Washington: The second night of the Republican National Convention was a norm-defying reality television episode featuring a presidential pardon for a former bank robber, a live citizenship ceremony at the White House and a controversial appearance by the nation's top diplomat.
Absent for the bulk of the night was the issue that still dominates American life: the coronavirus pandemic. When White House economic adviser Larry Kudlow mentioned it in a video message he used the past tense. It was as if the pandemic is in the rear view mirror when, in fact, it is still claiming more than 1000 American lives a day.
John Ponder, on the left, next to Donald Trump.
In his second appearance, Trump and Chad Wolf, the acting secretary of the Department of Homeland Security (DHS), administered a naturalisation ceremony for five immigrants from Bolivia, Lebanon, India, Sudan and Ghana. It was an audacious move for a president who has made it his mission to slash the number of illegal and illegal immigrants entering the US.
"You've earned the most prized, treasured, cherished, and priceless possession anywhere in the world," Trump said. "It's called American citizenship. There is no higher honour and no greater privilege."
Legal experts were immediately outraged, blasting the event as a clear breach of the Hatch Act which prohibits government employees from engaging in party-political activity on federal property. Presidents are exempt but officials such as Wolf, the acting DHS secretary, is not.

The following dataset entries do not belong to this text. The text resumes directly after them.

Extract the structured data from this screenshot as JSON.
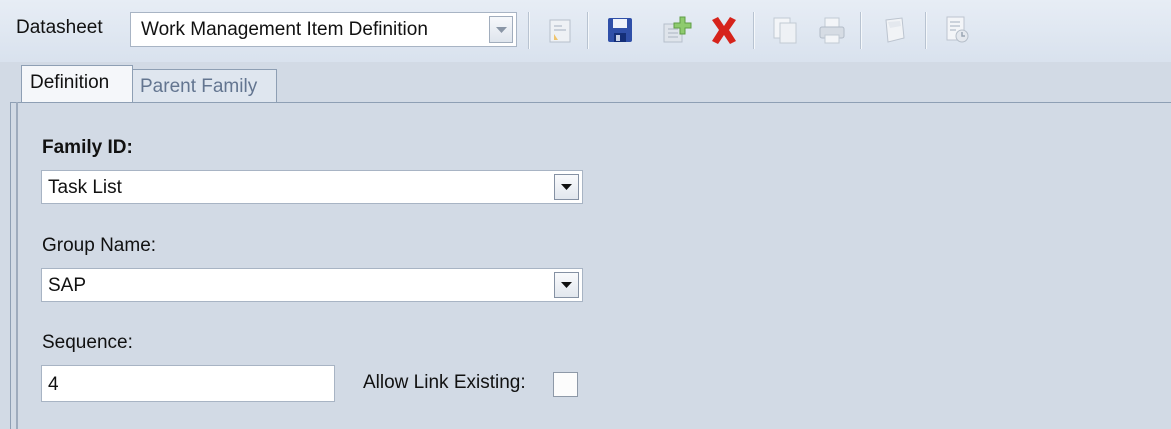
{
  "toolbar": {
    "datasheet_label": "Datasheet",
    "datasheet_value": "Work Management Item Definition",
    "icons": [
      "query-icon",
      "save-icon",
      "add-icon",
      "delete-icon",
      "copy-icon",
      "print-icon",
      "note-icon",
      "report-icon"
    ]
  },
  "tabs": [
    {
      "label": "Definition",
      "active": true
    },
    {
      "label": "Parent Family",
      "active": false
    }
  ],
  "form": {
    "family_id_label": "Family ID:",
    "family_id_value": "Task List",
    "group_name_label": "Group Name:",
    "group_name_value": "SAP",
    "sequence_label": "Sequence:",
    "sequence_value": "4",
    "allow_link_label": "Allow Link Existing:",
    "allow_link_checked": false
  },
  "colors": {
    "background": "#d2dae5",
    "delete_red": "#d6231b",
    "save_blue": "#2f4fa8"
  }
}
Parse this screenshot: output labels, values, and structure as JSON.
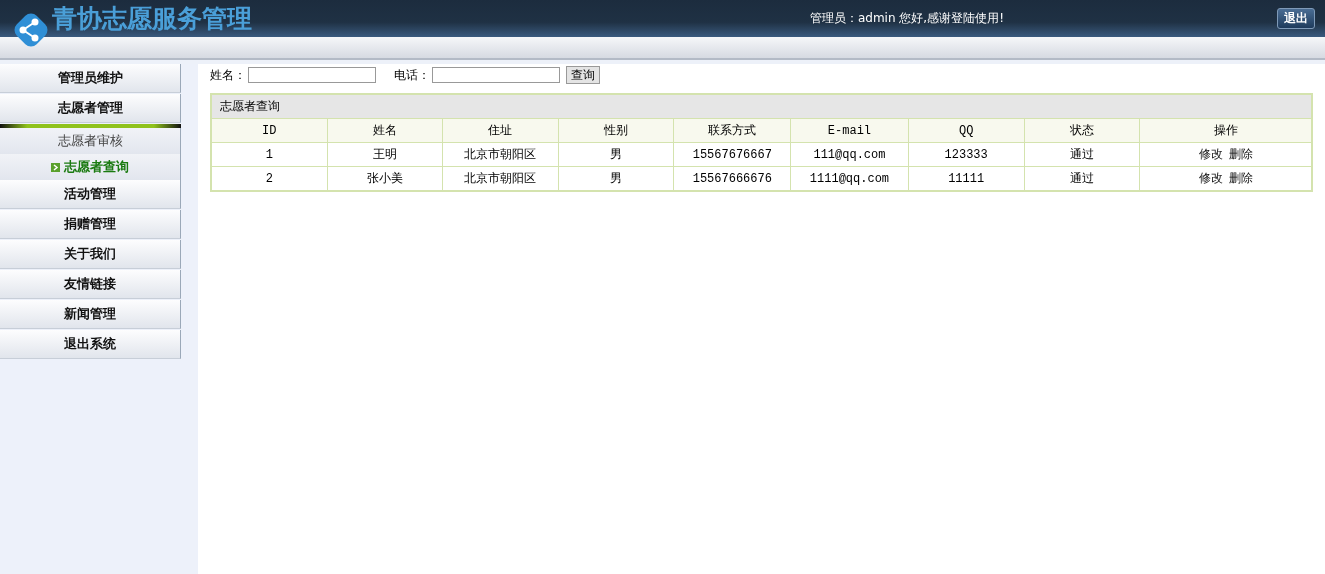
{
  "header": {
    "title": "青协志愿服务管理",
    "greeting": "管理员：admin 您好,感谢登陆使用!",
    "logout_button": "退出"
  },
  "sidebar": {
    "items": [
      {
        "label": "管理员维护"
      },
      {
        "label": "志愿者管理",
        "children": [
          {
            "label": "志愿者审核",
            "selected": false
          },
          {
            "label": "志愿者查询",
            "selected": true
          }
        ]
      },
      {
        "label": "活动管理"
      },
      {
        "label": "捐赠管理"
      },
      {
        "label": "关于我们"
      },
      {
        "label": "友情链接"
      },
      {
        "label": "新闻管理"
      },
      {
        "label": "退出系统"
      }
    ]
  },
  "search": {
    "fields": [
      {
        "label": "姓名："
      },
      {
        "label": "电话："
      }
    ],
    "button": "查询"
  },
  "table": {
    "title": "志愿者查询",
    "columns": [
      "ID",
      "姓名",
      "住址",
      "性别",
      "联系方式",
      "E-mail",
      "QQ",
      "状态",
      "操作"
    ],
    "rows": [
      {
        "cells": [
          "1",
          "王明",
          "北京市朝阳区",
          "男",
          "15567676667",
          "111@qq.com",
          "123333",
          "通过"
        ],
        "actions": [
          "修改",
          "删除"
        ]
      },
      {
        "cells": [
          "2",
          "张小美",
          "北京市朝阳区",
          "男",
          "15567666676",
          "1111@qq.com",
          "11111",
          "通过"
        ],
        "actions": [
          "修改",
          "删除"
        ]
      }
    ]
  }
}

Just as unprecedented was Secretary of State Mike Pompeo's decision to speak at the convention while travelling on official businesses in Israel. This was the first time a sitting secretary of state has made a speech at a party convention.
In a video appearance from the rooftop of the famous King David Hotel in Jerusalem, Pompeo said Trump had led "bold initiatives in nearly every corner of the world" including his tariffs on Chinese goods, peace talks with North Korea and a diplomatic breakthrough between Israel and the United Arab Emirates.
Continuing a clear strategy from the previous night, there was a noticeable effort to reach out to black voters. Referring to Biden's claim that "you ain't black" unless you vote for him, Kentucky Attorney-General Daniel Cameron said: "Mr Vice President, look at me. I am Black. We are not all the same, sir. I am not in chains. My mind is my own."
One scheduled convention speaker, Mary Ann Mendoza, whose son was killed by a drunk driver living in the United States illegally, was pulled from the lineup at the last minute after posting a convoluted anti-Semitic conspiracy theory on Twitter.
The night ended with headline speaker Melania Trump, who did something distinctive: express sympathy for COVID-19 victims and their families. She was speaking from the White House Rose Garden, in front of an audience whose members were not socially distanced and were mostly not wearing masks.
President Donald Trump joins first lady Melania Trump on stage after her speech to the 2020 Republican National Convention from the Rose Garden of the White House.Credit:AP
The first lady and her advisers reportedly wrote the 25-minute speech with little input from the White House. Her speech was far more conciliatory than the others of the night, calling for national unity during a reckoning over race relations.
Melania Trump spent much of her speech talking about her own work – including her "Be Best" anti-bullying initiative – but also praised her husband, saying he will "not stop fighting for you and your family" if he is re-elected.
"I see how hard he works each day and night and despite the unprecedented attacks from the media, he will not give up," she said.
"We know Donald Trump makes no secret about how he feels about things. Total honesty is what we as citizens deserve from our president."